Belirsizliğin devam etmesi halinde, mevduat
çıkışının dövize kayması ve kur üzerinde baskı oluşturması olasıdır.
Tavsiyemiz;
faiz indirimlerinin ilk etapta borçların yeniden
finansmanı ve kısa vadeli borç yükünün
azaltılması amacıyla değerlendirilmesi yönünde olup yeni borçlanmalarda
ise ihtiyatlı bir yaklaşımın benimsenmesinin
daha faydalı olacağını düşünmekteyiz.
Döviz
Kurları
Başta
USD/TRY olmak üzere majör paritelerdeki düzenli yükseliş trendi devam
etmektedir.
TCMB rezerv yapısı, cari denge gelişmeleri ve makroekonomik-siyasi görünüm
dikkate alındığında, kur artışının kademeli biçimde
sürmesini beklemekteyiz.
TCMB’nin
enflasyon hedefi çerçevesinde, 2025 sonuna kadar
ani sıçramalar olasılığını düşük görmekle birlikte 2026 yılında aylık ortalama %1,5–2 bandında bir
artışın daha olası olduğu kanaatindeyiz.
Doğal hedge yapısına sahip olmayan veya yüksek döviz borcu bulunan şirketlerin kredi yapılarını kademeli biçimde TL lehine
çeşitlendirmeleri buna ek olarak riskten
korunma (hedging) stratejilerini gözden geçirmelerini tavsiye
etmekteyiz.
Yeniden
Değerleme Oranı ve Asgari Ücret Beklentisi
2026
yılı için yeniden değerleme oranı %25,49 olarak belirlenmiştir. Bu oran, önceki
yıllara göre dikkat çekici bir gerilemeyi işaret etmektedir.
TCMB’nin
2026 enflasyon beklentisi ve 2025 yılı gerçekleşmeleri göz önüne alındığında, asgari ücrette %25–27 aralığında bir artış beklemekteyiz.

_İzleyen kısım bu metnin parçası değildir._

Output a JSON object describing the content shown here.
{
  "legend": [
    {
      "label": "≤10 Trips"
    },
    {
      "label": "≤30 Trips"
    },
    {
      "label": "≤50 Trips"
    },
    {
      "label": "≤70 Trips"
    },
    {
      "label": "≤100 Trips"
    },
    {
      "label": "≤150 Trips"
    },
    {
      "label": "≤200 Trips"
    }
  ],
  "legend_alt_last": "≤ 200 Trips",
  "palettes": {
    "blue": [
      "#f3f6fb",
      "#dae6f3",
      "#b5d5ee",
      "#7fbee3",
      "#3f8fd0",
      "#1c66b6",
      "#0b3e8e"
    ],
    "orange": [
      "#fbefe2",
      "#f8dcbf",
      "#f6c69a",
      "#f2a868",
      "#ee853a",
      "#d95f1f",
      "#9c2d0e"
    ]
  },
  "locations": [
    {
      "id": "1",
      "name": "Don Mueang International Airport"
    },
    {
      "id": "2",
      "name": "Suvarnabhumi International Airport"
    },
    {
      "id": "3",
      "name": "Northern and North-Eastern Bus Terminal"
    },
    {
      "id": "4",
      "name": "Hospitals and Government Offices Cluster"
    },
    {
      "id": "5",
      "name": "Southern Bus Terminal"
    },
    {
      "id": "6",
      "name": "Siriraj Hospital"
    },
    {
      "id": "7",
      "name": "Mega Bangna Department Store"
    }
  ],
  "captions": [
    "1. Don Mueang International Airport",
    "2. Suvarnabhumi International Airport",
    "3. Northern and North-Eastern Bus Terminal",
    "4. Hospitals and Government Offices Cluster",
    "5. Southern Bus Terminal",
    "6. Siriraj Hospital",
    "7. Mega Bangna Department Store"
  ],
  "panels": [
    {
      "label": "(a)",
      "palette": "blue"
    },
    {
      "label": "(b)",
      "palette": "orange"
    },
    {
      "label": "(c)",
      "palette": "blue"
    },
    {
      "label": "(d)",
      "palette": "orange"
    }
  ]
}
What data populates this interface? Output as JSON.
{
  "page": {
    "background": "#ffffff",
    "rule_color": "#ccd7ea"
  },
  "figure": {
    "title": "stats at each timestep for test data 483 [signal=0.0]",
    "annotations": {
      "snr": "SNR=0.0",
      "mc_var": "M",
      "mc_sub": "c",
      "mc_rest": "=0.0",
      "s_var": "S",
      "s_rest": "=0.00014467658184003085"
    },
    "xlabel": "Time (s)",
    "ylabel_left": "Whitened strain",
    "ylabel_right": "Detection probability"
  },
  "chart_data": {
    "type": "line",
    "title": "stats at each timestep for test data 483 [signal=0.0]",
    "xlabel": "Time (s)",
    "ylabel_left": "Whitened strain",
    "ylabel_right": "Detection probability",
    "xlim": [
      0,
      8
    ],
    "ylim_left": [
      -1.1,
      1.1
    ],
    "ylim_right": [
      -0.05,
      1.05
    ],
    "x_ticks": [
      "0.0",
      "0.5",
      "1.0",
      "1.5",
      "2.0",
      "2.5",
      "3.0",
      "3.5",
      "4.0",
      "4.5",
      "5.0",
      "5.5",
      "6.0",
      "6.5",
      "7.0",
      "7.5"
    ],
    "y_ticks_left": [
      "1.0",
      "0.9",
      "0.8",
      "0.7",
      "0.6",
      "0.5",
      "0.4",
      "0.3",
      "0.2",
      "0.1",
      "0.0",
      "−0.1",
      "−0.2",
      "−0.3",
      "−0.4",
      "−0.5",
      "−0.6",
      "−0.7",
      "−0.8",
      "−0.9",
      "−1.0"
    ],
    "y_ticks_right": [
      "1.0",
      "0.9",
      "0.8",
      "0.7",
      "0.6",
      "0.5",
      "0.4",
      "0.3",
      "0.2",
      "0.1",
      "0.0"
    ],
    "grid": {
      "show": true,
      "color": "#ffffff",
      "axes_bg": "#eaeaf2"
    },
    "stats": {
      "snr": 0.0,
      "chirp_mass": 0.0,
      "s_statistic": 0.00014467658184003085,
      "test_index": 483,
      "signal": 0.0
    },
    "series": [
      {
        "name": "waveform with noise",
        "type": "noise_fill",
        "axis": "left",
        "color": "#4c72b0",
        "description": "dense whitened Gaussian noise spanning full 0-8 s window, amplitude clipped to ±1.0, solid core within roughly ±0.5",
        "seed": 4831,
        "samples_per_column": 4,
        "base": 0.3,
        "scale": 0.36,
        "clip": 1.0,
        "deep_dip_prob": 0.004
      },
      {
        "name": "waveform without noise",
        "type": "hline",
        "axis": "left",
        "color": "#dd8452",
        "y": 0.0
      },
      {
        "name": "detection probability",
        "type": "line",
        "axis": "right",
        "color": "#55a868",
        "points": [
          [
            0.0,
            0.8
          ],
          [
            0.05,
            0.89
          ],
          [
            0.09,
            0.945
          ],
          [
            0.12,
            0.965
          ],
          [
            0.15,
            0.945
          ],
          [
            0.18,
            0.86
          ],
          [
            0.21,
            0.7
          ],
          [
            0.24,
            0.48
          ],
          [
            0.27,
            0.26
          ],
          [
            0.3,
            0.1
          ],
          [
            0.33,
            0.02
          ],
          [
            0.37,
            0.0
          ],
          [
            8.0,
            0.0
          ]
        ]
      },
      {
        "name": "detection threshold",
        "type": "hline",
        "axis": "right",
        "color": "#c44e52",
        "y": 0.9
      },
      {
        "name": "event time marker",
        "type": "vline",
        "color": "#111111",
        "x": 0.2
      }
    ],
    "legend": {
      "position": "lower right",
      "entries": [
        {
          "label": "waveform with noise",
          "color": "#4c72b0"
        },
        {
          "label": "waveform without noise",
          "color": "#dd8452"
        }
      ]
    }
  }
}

Bu durumda işveren maliyetinin 2026’nın ilk
yarısında 790–830 USD aralığında seyredeceğini öngörmekteyiz.
Bu
seviyeler, özellikle rekabetçi ve ihracata dayalı sektörler için maliyet
baskısını artıracaktır. Bu nedenle tavsiyemiz şirketlerin 2026 planlamalarında
da verimlilik artışı ve maliyet optimizasyonuna öncelik
vermeleri yönündedir.
ABD
– Çin Ticaret Gerilimi ve ABD Dış Politikası
Ekim
ayında ABD–Çin arasında karşılıklı gümrük vergisi hamleleri, küresel piyasalar
üzerinde yeniden belirsizlik yaratmıştır. Üç haftalık gerginlik sürecinin
ardından, iki ülke bir yıllık geçici bir uzlaşıya varmıştır. Anlaşmanın
Kasım’ın ilk haftasında (3 Kasım haftası) imzalanması beklenmektedir. Bununla
birlikte, yapısal sorunların önümüzdeki orta–uzun
vadede yeniden gündeme geleceğini düşünmekteyiz.
Kamuoyu
yoklamalarında onay oranı %37’ye kadar gerileyen Başkan Donald J. Trump’ın,
2026 Kasım’ındaki ara seçimlere kadar kalıcı bir gerginlikten kaçınacağını
öngörüyoruz. Ancak Kongre içi dengelerin Trump lehine değişmemesi halinde İran ve Çin’le ilişkilerde yeni gerginliklerin yaşanması
yüksek olasılıktır. Ayrıca Başkan Trump’ın ara seçimlerde istediği
sonuçları alamayacağından emin olması durumunda bahsettiğimiz
gerilimlerin daha da erken yaşanması ihtimali yüksektir. Bu nedenle ABD
ara seçimlerine ilişkin beklentilerin takip edilmesi önem arz etmektedir.
Bu
tablo, Türkiye’nin 2026–2027 döneminde Ortadoğu
politikası açısından kritik bir döneme girebileceğini göstermektedir.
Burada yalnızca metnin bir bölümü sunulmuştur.